Footsteps faded with a tinkle of the bell, indicating a few cronies had escaped.
And the lack of O’Connor’s grating voice told me without looking that I was alone.
Alone with this… thing.
Red eyes. Bigger than a human. Disheveled hair draped around its face.
A face that, from its nose down, was hidden beneath a strange mask with detailing I couldn’t quite make out in the dark shadows that slithered around it.
Razor-sharp teeth had to be waiting behind the mask but restrained by the metal casing of its curse.
“Rougarou,” I whispered involuntarily.
The creature raised its massive paw again, and my eyes slammed shut.
It was my turn. I hadn’t left thirteen objects out to confuse it.
And I certainly hadn’t practiced Lent in at least ten years.
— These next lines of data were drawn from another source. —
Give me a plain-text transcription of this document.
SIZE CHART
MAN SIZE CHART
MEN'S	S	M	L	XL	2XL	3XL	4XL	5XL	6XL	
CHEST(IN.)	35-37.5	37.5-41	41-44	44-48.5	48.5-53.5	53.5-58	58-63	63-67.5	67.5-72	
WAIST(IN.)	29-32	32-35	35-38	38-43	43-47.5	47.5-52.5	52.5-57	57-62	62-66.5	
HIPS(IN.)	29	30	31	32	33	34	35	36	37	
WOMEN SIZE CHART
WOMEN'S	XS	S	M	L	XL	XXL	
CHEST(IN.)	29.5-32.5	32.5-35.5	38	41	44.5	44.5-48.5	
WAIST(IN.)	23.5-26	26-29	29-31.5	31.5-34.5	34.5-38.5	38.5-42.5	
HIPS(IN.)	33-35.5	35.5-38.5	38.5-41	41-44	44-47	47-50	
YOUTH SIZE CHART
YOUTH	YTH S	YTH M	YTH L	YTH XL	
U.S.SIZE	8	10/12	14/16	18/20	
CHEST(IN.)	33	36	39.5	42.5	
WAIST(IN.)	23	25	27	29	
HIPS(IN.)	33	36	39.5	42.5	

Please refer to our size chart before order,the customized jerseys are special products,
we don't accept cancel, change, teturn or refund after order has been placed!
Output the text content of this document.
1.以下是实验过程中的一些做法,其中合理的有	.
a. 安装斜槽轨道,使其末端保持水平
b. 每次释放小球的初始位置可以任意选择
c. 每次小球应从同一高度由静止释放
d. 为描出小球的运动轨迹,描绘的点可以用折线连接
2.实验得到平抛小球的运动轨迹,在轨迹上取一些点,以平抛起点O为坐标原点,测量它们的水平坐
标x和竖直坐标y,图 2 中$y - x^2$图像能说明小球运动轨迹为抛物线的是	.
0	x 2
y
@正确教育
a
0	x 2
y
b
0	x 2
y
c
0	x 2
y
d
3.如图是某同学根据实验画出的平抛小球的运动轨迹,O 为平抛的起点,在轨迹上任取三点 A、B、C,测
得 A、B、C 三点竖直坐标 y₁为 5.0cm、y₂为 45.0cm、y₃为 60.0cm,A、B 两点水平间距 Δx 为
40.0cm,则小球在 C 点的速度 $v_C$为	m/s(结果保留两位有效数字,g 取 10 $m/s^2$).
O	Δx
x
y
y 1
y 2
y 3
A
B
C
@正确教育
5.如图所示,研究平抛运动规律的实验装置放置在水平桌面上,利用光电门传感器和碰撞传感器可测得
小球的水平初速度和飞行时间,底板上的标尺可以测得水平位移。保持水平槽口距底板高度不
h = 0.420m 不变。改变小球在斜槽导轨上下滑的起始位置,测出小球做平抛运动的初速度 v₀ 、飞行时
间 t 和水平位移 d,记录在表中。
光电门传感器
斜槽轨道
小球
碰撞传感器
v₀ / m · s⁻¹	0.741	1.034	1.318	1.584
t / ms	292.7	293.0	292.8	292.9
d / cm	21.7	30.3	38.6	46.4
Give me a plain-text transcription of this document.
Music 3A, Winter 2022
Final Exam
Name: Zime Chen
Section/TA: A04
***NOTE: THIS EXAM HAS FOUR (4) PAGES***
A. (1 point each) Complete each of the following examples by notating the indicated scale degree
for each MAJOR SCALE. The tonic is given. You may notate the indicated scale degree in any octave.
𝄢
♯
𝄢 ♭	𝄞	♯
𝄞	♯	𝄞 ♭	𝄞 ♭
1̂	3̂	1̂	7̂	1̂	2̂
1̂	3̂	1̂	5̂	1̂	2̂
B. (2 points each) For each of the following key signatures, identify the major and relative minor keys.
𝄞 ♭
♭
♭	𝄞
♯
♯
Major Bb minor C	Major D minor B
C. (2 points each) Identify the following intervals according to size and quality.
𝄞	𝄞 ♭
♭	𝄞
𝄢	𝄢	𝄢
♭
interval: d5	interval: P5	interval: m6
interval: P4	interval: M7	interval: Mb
Plus, I just spoke its name. All notions of this strange legend had left when fantasy met the real world, and I was burdened with debt and a life I couldn’t escape.
Yet here I was, about to meet my demise by a creature who shouldn’t exist. Who didn’t exist.
The floor rattled beneath my feet, and something snapped through the air. I dared not open my eyes as I felt the bonds around my ankles fall, and my shoulders finally rotated forward.
I waited even longer for silence to once again become my sole companion.
Something had just saved me.
A creature who didn’t exist. Who shouldn’t exist.
And I would say nothing about it because, even though I saw it, I still didn’t believe it.
I would simply go to bed and pretend like nothing happened.
I would return early in the morning and clean up the mess that was made and somehow find a way to dispose of the body or bodies that were left behind.
Because a Rougarou wasn’t real .
But men were. Men with terrible intentions. Men who were going to go after Azelie.
And I had to find a way to stop them.